Cancer du côlon : Causes, symptômes et traitements

Maladies du colon

Encore appelé cancer colorectal, le cancer du côlon est l’un des cancers les plus fréquents. Chez les femmes et les hommes, ce cancer représente respectivement la 2e et la 3e cause de décès avec plus de 17 000 morts chaque année. Il se forme dans le rectum ou le côlon avec un risque qui s’accroît suivant l’âge. Il est principalement diagnostiqué au sein des populations de plus de 50 ans.

Bien que les sujets atteints aient une survie de 63 %, seuls un diagnostic et une prise en charge précoces permettent d’optimiser la guérison. Entre causes, symptômes et traitements, on vous dit tout sur ce mal.

Quelles sont les causes du cancer du côlon ?

À la base, il faut reconnaître que les causes d’apparition d’un cancer ne sont que partiellement établies. Il relève généralement d’une croissance anarchique des tissus. Dans le cas du cancer colorectal, il provient d’une prolifération des excroissances bénignes appelées polypes colorectaux. Ceux-ci apparaissent à l’intérieur du colon et peuvent se transformer en tumeurs cancéreuses. Ils sont parfois à l’origine de certains malaises digestifs.

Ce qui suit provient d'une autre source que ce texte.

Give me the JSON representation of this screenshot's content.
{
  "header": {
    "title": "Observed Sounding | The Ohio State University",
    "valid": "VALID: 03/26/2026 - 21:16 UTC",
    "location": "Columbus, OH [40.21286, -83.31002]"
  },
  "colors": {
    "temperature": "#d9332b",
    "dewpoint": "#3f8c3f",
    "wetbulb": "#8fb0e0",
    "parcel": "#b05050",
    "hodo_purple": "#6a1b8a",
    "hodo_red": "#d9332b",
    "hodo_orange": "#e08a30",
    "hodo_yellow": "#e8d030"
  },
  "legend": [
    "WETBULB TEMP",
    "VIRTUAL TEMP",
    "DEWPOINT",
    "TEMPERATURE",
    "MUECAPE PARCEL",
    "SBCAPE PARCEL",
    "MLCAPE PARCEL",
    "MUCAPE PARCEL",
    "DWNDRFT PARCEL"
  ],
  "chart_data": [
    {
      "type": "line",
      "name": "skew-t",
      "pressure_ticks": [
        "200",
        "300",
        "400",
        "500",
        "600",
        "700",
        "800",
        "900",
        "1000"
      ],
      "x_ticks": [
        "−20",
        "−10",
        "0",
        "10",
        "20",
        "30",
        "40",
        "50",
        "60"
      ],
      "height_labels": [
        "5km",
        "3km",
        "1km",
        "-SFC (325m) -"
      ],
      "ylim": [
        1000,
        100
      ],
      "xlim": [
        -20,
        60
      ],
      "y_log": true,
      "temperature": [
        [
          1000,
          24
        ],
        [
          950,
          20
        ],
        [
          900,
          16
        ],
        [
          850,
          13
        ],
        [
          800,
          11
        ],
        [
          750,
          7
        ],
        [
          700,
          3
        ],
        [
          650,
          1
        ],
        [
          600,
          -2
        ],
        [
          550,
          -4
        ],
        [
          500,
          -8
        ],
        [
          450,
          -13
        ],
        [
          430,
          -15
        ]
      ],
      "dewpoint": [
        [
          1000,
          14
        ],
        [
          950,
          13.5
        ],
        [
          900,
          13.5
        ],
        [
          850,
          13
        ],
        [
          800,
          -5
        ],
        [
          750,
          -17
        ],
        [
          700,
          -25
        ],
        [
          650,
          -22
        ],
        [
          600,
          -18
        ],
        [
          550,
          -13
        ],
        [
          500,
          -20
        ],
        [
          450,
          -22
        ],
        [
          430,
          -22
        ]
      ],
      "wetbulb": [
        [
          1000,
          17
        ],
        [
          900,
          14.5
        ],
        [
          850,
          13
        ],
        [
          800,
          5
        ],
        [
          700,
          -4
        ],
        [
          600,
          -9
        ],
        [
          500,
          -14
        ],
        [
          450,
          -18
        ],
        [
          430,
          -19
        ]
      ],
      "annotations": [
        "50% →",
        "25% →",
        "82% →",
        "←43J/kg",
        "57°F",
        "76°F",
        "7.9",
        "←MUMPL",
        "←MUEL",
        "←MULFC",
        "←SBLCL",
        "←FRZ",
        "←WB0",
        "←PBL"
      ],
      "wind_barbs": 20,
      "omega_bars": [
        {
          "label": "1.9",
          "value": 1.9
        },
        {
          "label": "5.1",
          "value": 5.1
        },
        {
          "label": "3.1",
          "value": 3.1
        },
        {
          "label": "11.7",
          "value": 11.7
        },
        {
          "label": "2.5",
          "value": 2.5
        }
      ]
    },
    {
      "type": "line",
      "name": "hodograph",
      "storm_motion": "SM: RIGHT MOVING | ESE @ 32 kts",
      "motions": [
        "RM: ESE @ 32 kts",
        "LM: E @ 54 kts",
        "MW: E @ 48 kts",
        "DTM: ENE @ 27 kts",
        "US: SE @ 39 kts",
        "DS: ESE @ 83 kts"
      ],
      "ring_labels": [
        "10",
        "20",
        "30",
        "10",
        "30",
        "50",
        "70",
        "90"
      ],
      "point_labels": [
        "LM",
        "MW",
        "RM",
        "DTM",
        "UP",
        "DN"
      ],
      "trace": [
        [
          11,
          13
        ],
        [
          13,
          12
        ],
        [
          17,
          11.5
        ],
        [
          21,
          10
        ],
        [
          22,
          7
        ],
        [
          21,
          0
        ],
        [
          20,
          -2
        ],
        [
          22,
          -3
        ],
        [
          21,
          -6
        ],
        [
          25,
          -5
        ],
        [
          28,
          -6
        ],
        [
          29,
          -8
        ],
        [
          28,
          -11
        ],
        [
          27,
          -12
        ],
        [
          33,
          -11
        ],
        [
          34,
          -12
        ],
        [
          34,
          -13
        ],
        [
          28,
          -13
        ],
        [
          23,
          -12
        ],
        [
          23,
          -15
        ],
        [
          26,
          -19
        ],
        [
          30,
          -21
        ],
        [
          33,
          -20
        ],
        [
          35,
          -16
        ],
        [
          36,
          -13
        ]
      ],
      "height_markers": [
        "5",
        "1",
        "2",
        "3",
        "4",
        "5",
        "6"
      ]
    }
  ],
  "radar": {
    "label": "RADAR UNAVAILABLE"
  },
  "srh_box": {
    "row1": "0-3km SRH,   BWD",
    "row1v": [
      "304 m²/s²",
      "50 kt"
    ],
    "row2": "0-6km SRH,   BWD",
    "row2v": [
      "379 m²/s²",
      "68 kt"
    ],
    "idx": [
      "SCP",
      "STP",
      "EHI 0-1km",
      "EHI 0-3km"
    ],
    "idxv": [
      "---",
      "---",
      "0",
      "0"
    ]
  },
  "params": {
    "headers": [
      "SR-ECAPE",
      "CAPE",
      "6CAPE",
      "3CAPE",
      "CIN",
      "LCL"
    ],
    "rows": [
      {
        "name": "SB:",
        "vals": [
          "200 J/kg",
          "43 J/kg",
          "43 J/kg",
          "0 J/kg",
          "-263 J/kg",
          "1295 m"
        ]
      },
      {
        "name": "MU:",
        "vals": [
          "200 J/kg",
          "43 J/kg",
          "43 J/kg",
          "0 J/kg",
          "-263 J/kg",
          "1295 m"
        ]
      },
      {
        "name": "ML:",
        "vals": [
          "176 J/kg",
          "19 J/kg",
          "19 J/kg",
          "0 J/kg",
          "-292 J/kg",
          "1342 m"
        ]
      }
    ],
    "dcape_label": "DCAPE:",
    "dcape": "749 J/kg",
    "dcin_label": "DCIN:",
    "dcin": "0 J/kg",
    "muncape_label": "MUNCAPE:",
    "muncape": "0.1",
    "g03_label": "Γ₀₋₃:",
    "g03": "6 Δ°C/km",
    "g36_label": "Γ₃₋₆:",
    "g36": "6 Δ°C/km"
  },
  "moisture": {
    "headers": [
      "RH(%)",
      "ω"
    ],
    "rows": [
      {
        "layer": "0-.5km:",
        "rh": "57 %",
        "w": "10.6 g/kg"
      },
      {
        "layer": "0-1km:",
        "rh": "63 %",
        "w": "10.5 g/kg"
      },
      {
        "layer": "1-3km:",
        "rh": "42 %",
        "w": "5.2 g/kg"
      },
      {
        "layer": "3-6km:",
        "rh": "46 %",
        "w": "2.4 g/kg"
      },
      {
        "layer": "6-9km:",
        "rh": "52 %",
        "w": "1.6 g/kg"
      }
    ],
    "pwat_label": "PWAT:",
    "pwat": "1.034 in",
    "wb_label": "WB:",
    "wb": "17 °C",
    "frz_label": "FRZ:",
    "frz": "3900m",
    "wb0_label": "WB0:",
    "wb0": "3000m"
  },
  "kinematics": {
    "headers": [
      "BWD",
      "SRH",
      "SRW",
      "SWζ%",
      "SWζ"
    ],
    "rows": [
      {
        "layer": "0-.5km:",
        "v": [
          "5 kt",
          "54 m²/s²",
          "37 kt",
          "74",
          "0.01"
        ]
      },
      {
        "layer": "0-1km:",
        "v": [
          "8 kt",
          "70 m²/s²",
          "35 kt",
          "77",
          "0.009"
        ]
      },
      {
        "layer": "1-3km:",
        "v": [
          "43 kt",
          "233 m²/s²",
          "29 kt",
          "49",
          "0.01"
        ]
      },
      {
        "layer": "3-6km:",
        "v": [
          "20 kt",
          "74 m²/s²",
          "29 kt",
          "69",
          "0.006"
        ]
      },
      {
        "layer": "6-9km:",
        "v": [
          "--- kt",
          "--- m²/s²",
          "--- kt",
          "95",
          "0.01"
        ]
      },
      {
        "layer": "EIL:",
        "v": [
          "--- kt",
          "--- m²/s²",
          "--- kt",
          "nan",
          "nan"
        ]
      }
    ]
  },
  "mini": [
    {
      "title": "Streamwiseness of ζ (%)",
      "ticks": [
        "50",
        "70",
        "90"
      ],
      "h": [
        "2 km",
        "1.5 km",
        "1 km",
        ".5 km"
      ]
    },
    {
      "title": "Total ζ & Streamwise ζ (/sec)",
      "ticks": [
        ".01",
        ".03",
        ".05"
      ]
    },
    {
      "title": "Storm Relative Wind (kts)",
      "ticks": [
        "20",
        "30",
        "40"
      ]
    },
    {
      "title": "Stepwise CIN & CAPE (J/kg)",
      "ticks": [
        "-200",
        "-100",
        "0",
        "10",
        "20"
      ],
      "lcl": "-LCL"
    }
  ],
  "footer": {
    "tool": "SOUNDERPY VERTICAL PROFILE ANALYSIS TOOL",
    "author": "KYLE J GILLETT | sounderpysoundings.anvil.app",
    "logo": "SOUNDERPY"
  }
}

Une fois ces polypes apparus sous forme de petites boules, certains facteurs à risques sont susceptibles de les aggraver. Par exemple, le tabagisme et l’alcoolisme multiplient le risque de survenue du cancer du côlon par 4. D’autres facteurs à risques sont entre autres :

  • l’insuffisance d’activités physiques ;
  • les excès de viande, de graisses ou de protéines ;
  • l’obésité ;
  • une alimentation pauvre en légumes ;
  • des antécédents de cancer et les maladies inflammatoires.

De plus, certaines maladies génétiques telles que le polype adénomateuse familiale ou le syndrome de Lynch augmentent potentiellement le risque de survenue du cancer colorectal.

Quels sont les symptômes et signes du cancer du côlon ?

Généralement, les symptômes du cancer colorectal n’apparaissent que tardivement, et ceci à un stade avancé. Les polypes entraînent parfois des hémorragies lentes et persistantes dans le colon qui s’évacuent par les selles. Ces pertes de sang restent le plus souvent invisibles, mais peuvent être la cause d’une anémie ferriprive.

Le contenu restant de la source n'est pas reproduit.